Blue needs no explanation.  It is the colour of many things I find fun and attractive.  Defensiveness and paranoia are most unbecoming in a blog so it would be best if I just move on.  I’m rapidly moving on to 1.21 standard drinks.

Aspirin

Asprin makes the best face scrub ever.  I crush a couple of soluble aspirin in a mortar and pestle (I broke my cute white one on the bathroom floor – had to substitute this heiffer of a mortar and pestle for the photo shoot, from Victoria’s Basement at 60% off RRP – score).  Mix with a creamy cleanser (to help the aspirin stick to wet skin) and use as a scrub.  Leave on the skin for 10 minutes or so and then wash off.  I am loving Kiehl’s gentle foaming facial cleanser at the moment.

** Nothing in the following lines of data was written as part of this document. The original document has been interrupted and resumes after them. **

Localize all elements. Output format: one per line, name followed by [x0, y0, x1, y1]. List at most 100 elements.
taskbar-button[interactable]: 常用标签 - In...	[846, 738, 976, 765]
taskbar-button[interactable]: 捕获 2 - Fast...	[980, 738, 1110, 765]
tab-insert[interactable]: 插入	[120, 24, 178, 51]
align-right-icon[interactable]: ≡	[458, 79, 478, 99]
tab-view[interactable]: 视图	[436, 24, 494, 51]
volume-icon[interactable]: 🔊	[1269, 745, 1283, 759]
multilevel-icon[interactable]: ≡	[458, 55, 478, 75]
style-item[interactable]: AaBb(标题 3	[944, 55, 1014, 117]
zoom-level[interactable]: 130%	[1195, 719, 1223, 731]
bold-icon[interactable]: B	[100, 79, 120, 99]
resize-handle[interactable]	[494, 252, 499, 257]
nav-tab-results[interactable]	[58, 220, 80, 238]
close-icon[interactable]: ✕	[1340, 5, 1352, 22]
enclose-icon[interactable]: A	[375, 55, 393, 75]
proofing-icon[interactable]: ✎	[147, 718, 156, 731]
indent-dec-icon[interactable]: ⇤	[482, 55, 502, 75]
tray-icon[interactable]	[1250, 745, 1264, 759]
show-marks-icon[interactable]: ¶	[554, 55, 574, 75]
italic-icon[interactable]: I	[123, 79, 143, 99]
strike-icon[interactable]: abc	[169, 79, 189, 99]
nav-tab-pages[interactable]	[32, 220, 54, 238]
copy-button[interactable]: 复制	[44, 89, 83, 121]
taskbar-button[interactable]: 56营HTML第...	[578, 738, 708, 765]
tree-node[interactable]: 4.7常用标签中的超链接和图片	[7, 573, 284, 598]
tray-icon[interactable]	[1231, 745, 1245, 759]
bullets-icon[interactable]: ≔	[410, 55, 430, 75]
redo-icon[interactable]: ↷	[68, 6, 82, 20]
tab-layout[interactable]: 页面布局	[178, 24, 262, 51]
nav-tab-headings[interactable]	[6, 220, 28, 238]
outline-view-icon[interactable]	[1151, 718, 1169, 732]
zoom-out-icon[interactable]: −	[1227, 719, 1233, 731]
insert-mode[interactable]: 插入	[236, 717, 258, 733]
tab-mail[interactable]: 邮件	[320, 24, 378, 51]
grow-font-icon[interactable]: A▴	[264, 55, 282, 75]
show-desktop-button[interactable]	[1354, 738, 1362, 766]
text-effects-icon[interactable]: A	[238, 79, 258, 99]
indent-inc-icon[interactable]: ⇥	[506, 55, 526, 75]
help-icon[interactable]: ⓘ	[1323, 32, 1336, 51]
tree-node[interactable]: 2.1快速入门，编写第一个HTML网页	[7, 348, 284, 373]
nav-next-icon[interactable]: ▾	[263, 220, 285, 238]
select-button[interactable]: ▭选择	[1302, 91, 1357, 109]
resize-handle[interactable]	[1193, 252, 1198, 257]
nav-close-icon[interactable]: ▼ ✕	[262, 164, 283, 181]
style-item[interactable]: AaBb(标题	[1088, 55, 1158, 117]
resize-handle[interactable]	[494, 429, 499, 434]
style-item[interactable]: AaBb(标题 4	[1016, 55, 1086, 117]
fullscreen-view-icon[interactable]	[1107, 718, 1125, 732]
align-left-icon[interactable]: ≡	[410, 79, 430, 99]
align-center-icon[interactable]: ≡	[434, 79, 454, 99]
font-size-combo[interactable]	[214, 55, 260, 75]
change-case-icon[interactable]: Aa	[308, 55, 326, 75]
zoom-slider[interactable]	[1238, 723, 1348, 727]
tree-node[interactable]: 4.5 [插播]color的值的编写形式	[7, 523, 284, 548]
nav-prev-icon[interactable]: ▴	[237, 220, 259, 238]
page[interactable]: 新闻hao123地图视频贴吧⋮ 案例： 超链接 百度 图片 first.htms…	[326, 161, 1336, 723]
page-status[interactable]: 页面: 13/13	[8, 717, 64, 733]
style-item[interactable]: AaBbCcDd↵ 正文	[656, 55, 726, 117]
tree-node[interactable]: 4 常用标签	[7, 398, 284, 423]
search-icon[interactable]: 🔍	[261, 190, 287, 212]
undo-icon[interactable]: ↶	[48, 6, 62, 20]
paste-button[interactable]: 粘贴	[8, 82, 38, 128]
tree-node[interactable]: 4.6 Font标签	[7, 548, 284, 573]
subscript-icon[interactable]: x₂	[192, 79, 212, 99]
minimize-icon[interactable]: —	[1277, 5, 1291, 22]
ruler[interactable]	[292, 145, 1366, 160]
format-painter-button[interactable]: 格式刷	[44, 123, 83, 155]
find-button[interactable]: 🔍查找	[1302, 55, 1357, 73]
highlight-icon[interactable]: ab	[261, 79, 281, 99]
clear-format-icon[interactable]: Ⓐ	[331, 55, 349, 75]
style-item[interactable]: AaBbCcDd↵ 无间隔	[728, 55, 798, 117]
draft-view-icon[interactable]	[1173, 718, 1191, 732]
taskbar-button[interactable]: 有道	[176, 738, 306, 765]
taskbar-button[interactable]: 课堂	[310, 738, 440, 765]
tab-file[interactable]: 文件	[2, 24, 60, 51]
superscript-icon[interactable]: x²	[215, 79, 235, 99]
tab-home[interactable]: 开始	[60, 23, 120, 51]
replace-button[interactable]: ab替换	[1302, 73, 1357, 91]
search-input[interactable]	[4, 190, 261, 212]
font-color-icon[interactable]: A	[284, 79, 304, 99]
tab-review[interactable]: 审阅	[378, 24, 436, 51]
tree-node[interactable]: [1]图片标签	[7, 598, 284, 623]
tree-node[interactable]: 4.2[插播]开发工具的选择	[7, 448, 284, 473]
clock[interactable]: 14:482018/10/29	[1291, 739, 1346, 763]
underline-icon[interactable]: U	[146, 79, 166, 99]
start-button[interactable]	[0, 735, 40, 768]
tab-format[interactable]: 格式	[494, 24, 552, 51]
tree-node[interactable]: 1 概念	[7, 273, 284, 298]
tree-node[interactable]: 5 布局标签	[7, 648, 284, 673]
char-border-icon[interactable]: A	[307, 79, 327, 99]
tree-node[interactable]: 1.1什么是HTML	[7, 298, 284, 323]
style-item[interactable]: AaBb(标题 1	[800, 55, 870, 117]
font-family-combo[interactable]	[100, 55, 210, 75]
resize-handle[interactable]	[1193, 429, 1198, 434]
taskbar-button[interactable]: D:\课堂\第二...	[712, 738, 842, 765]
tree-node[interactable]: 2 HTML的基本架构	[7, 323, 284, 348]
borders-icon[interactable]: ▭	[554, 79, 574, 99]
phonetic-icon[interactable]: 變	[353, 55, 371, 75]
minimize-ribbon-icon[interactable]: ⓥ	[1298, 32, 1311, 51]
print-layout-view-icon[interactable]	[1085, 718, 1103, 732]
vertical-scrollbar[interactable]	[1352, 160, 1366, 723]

This leaves skin soft.  That’s all I can say really.  Can’t promise radiance, plumpness, improved texture, a billionaire husband or the ability to snap back to instant litheness on day one post partum or anything else miraculous.  But, it just works, it’s cheap and it doesn’t irritate my skin.

Sodium bicarbonate

For those like me who cannot was their hair to squeaky clean-ness no matter what shampoo and conditioner they may use.  This trick really removes build up on your hair and leaves it soft, clean and as if you were on your way to your day job as the Pantene girl.

Mix a teaspoon of bicarb with your regular shampoo and apply to hair.  Leave in for a few minutes and then rinse out thoroughly. 

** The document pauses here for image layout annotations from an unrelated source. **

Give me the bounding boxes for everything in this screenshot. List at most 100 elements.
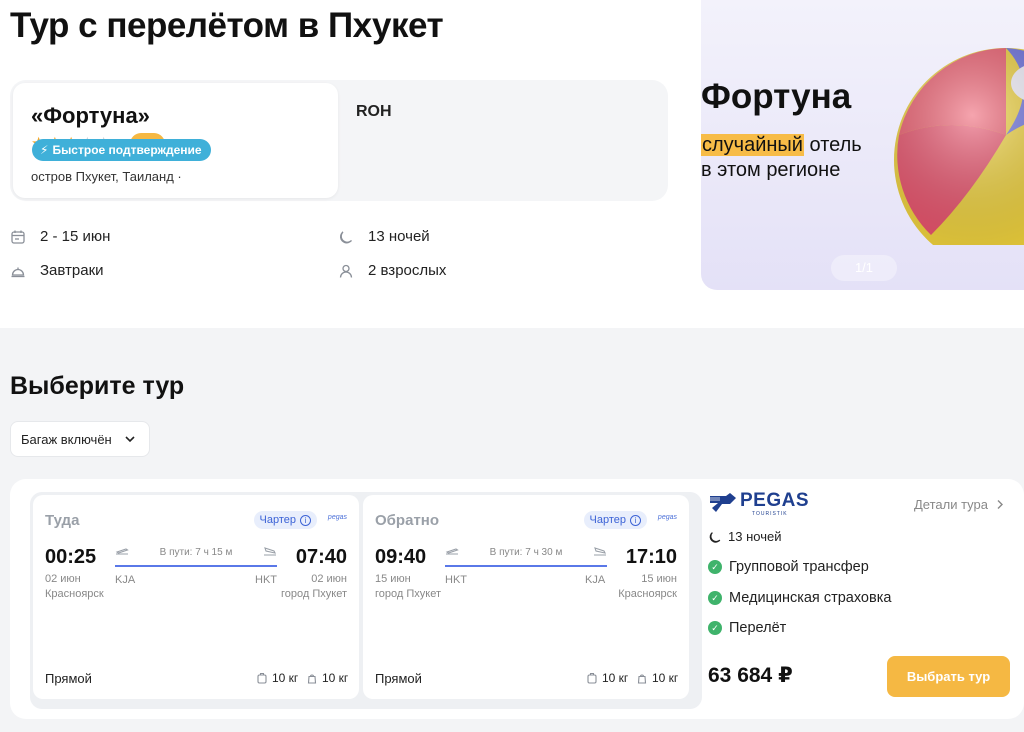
tour-details-label: Детали тура — [913, 497, 988, 512]
airline-logo: pegas — [657, 514, 677, 521]
feature-flight: ✓ Перелёт — [708, 620, 786, 636]
moon-icon — [338, 229, 354, 245]
flight-duration: В пути: 7 ч 30 м — [489, 547, 563, 558]
departure-city: город Пхукет — [375, 588, 441, 600]
flight-type: Прямой — [45, 671, 92, 686]
feature-transfer: ✓ Групповой трансфер — [708, 559, 869, 575]
promo-line2: в этом регионе — [701, 159, 841, 181]
airline-logo: pegas — [327, 514, 347, 521]
arrival-code: KJA — [585, 574, 606, 586]
operator-subname: TOURISTIK — [752, 511, 788, 517]
top-section: Тур с перелётом в Пхукет «Фортуна» ★ ★ ★… — [0, 0, 1024, 328]
fact-nights: 13 ночей — [338, 228, 430, 245]
hotel-name[interactable]: «Фортуна» — [31, 103, 150, 129]
departure-date: 15 июн — [375, 573, 411, 585]
departure-time: 09:40 — [375, 546, 427, 568]
flight-direction: Туда — [45, 512, 80, 529]
baggage-filter-dropdown[interactable]: Багаж включён — [10, 421, 150, 457]
charter-badge: Чартер i — [253, 511, 317, 529]
check-icon: ✓ — [708, 591, 722, 605]
arrival-time: 07:40 — [295, 546, 347, 568]
checked-luggage-weight: 10 кг — [322, 671, 349, 685]
suitcase-icon — [257, 672, 267, 684]
bag-icon — [637, 674, 647, 684]
promo-title: Фортуна — [701, 77, 852, 116]
landing-icon — [594, 547, 607, 556]
promo-text-rest: отель — [803, 134, 862, 156]
departure-code: KJA — [115, 574, 136, 586]
charter-badge: Чартер i — [583, 511, 647, 529]
promo-text: случайный отель в этом регионе — [701, 133, 862, 183]
flight-duration: В пути: 7 ч 15 м — [159, 547, 233, 558]
flight-return[interactable]: Обратно Чартер i pegas 09:40 15 июн горо… — [363, 495, 689, 699]
tour-price: 63 684 ₽ — [708, 664, 793, 687]
fast-confirmation-badge: ⚡ Быстрое подтверждение — [32, 139, 211, 161]
info-icon[interactable]: i — [300, 514, 311, 526]
departure-date: 02 июн — [45, 573, 81, 585]
checked-luggage: 10 кг — [637, 671, 678, 685]
beach-ball-icon — [894, 48, 1024, 245]
departure-time: 00:25 — [45, 546, 97, 568]
flight-type: Прямой — [375, 671, 422, 686]
meal-code: ROH — [356, 103, 392, 120]
hand-luggage-weight: 10 кг — [272, 671, 299, 685]
flights-container: Туда Чартер i pegas 00:25 02 июн Красноя… — [30, 492, 702, 709]
tour-nights: 13 ночей — [708, 529, 781, 544]
feature-label: Медицинская страховка — [729, 590, 892, 606]
departure-code: HKT — [445, 574, 467, 586]
hand-luggage: 10 кг — [587, 671, 628, 685]
checked-luggage-weight: 10 кг — [652, 671, 679, 685]
arrival-date: 02 июн — [311, 573, 347, 585]
arrival-date: 15 июн — [641, 573, 677, 585]
person-icon — [338, 263, 354, 279]
choose-tour-button[interactable]: Выбрать тур — [887, 656, 1010, 697]
feature-label: Групповой трансфер — [729, 559, 869, 575]
fact-dates-text: 2 - 15 июн — [40, 228, 111, 245]
chevron-down-icon — [125, 436, 135, 443]
bag-icon — [307, 674, 317, 684]
lightning-icon: ⚡ — [40, 143, 49, 157]
arrival-city: Красноярск — [618, 588, 677, 600]
operator-name: PEGAS — [740, 490, 810, 511]
cloche-icon — [10, 263, 26, 279]
tour-details-link[interactable]: Детали тура — [914, 497, 1004, 512]
fact-guests: 2 взрослых — [338, 262, 446, 279]
fact-nights-text: 13 ночей — [368, 228, 430, 245]
page-title: Тур с перелётом в Пхукет — [10, 6, 444, 45]
promo-banner[interactable]: Фортуна случайный отель в этом регионе 1… — [701, 0, 1024, 290]
flight-outbound[interactable]: Туда Чартер i pegas 00:25 02 июн Красноя… — [33, 495, 359, 699]
route-line — [445, 565, 607, 567]
info-icon[interactable]: i — [630, 514, 641, 526]
fact-dates: 2 - 15 июн — [10, 228, 110, 245]
section-title: Выберите тур — [10, 372, 185, 400]
promo-counter: 1/1 — [831, 255, 897, 281]
hotel-location: остров Пхукет, Таиланд · — [31, 169, 182, 184]
checked-luggage: 10 кг — [307, 671, 348, 685]
flight-direction: Обратно — [375, 512, 440, 529]
fact-meal-text: Завтраки — [40, 262, 104, 279]
feature-label: Перелёт — [729, 620, 787, 636]
arrival-time: 17:10 — [625, 546, 677, 568]
tour-selection-section: Выберите тур Багаж включён Туда Чартер i… — [0, 328, 1024, 732]
tour-nights-text: 13 ночей — [728, 529, 782, 544]
feature-insurance: ✓ Медицинская страховка — [708, 590, 891, 606]
operator-logo: PEGAS TOURISTIK — [708, 490, 810, 518]
check-icon: ✓ — [708, 560, 722, 574]
route-line — [115, 565, 277, 567]
check-icon: ✓ — [708, 621, 722, 635]
arrival-code: HKT — [255, 574, 277, 586]
charter-label: Чартер — [589, 514, 626, 526]
suitcase-icon — [587, 672, 597, 684]
baggage-filter-label: Багаж включён — [21, 431, 112, 447]
arrival-city: город Пхукет — [281, 588, 347, 600]
promo-highlight: случайный — [701, 134, 804, 156]
moon-icon — [709, 531, 721, 543]
hand-luggage-weight: 10 кг — [602, 671, 629, 685]
chevron-right-icon — [997, 500, 1003, 509]
charter-label: Чартер — [259, 514, 296, 526]
fast-confirmation-label: Быстрое подтверждение — [52, 143, 202, 157]
fact-guests-text: 2 взрослых — [368, 262, 447, 279]
departure-city: Красноярск — [45, 588, 104, 600]
calendar-icon — [10, 229, 26, 245]
landing-icon — [264, 547, 277, 556]
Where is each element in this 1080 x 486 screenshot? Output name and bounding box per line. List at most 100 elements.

Condition and then style as you usually would.

Voila, salon clean hair with minimal fuss.  Actually the only fuss is remembering to bring bicarb into the bathroom in a little dish to mix it with the shampoo.  It’s quite a big fuss if you’ve already gotten into the shower and turned the shower on.  Thankfully, I only share the house with my husband and he turns a blind eye to the wet footprints between the kitchen and the shower.

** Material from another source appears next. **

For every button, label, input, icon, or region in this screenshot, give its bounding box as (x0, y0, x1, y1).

I do this every week – I have thick hair and it collects more Pantene than the number of times Sydney has changed its metro plans (boom tish).  It may be too harsh for you to do the rinse this often.  I just find it more effective than all the cleansing shampoos I have tried.  I have a sneaking suspicion the hairdresser I go to must do a bicarb rinse on my hair, it has had so much build up in the past.

Klorane dry shampoo

Diverging from the blue theme.
Okay, not super cheap, around $14 at priceline but often on special for $11 or less – all the popular stuff at priceline seems to suffer from price rises at about 5000% the rate of inflation.  I am getting Wayne Swan onto this.  It’s an outrage.  First Lucas’ paw paw ointment (it’s in a red jar and orange in colour so didn’t cut it for this post) and then Klorane dry shampoo spray, it’s unAustralian.
This stuff is the bomb.  Perfect for those days when life gets in the way of your getting home at a timely hour for you to wash and dry your hair.
Random frugal tip that isn’t based on a blue or powdery white product

I think Deborah Hutton once volunteered this tip in The Australian Womens’ Weekly (the nonna magazine of Australia).  It was definitely someone blonde and with whom the target market of the AWW could relate.
Super easy.  When you think you’ve got the last of your product out of the tube, think again.  Do not hastily ditch the tube, declaring you’ve ‘hit pan’ but with a tube packaged product (personally, I think this is Cheating, it’s easier to hit tube than pan in my experience) and are hence Entitled to hit up DJs for their latest GWP offer.  I am yet to use the stuff I get GWP but that will be the subject of another post.  It’s the size issue.  How can anything sample size be effective and why are all the GWP make up products in the Insipid range of the colour spectrum?  Big issues for a Friday night, readers, big issues.
Walk.  Away.  From.  The.  Bin.  And.  Find.  Your.  Scissors.  Snip the tube in half and observe the amount of product that remains within the tube.  Enough for at least a week or so.
And I think I’m done.  If this post does not get me a letter from The Queen in recognition of services to frugality (or at least a feedjit entry from Buckingham Palace) or Respect from Shannon Lush of Spotless and Speed Cleaning fame then I don’t know what will.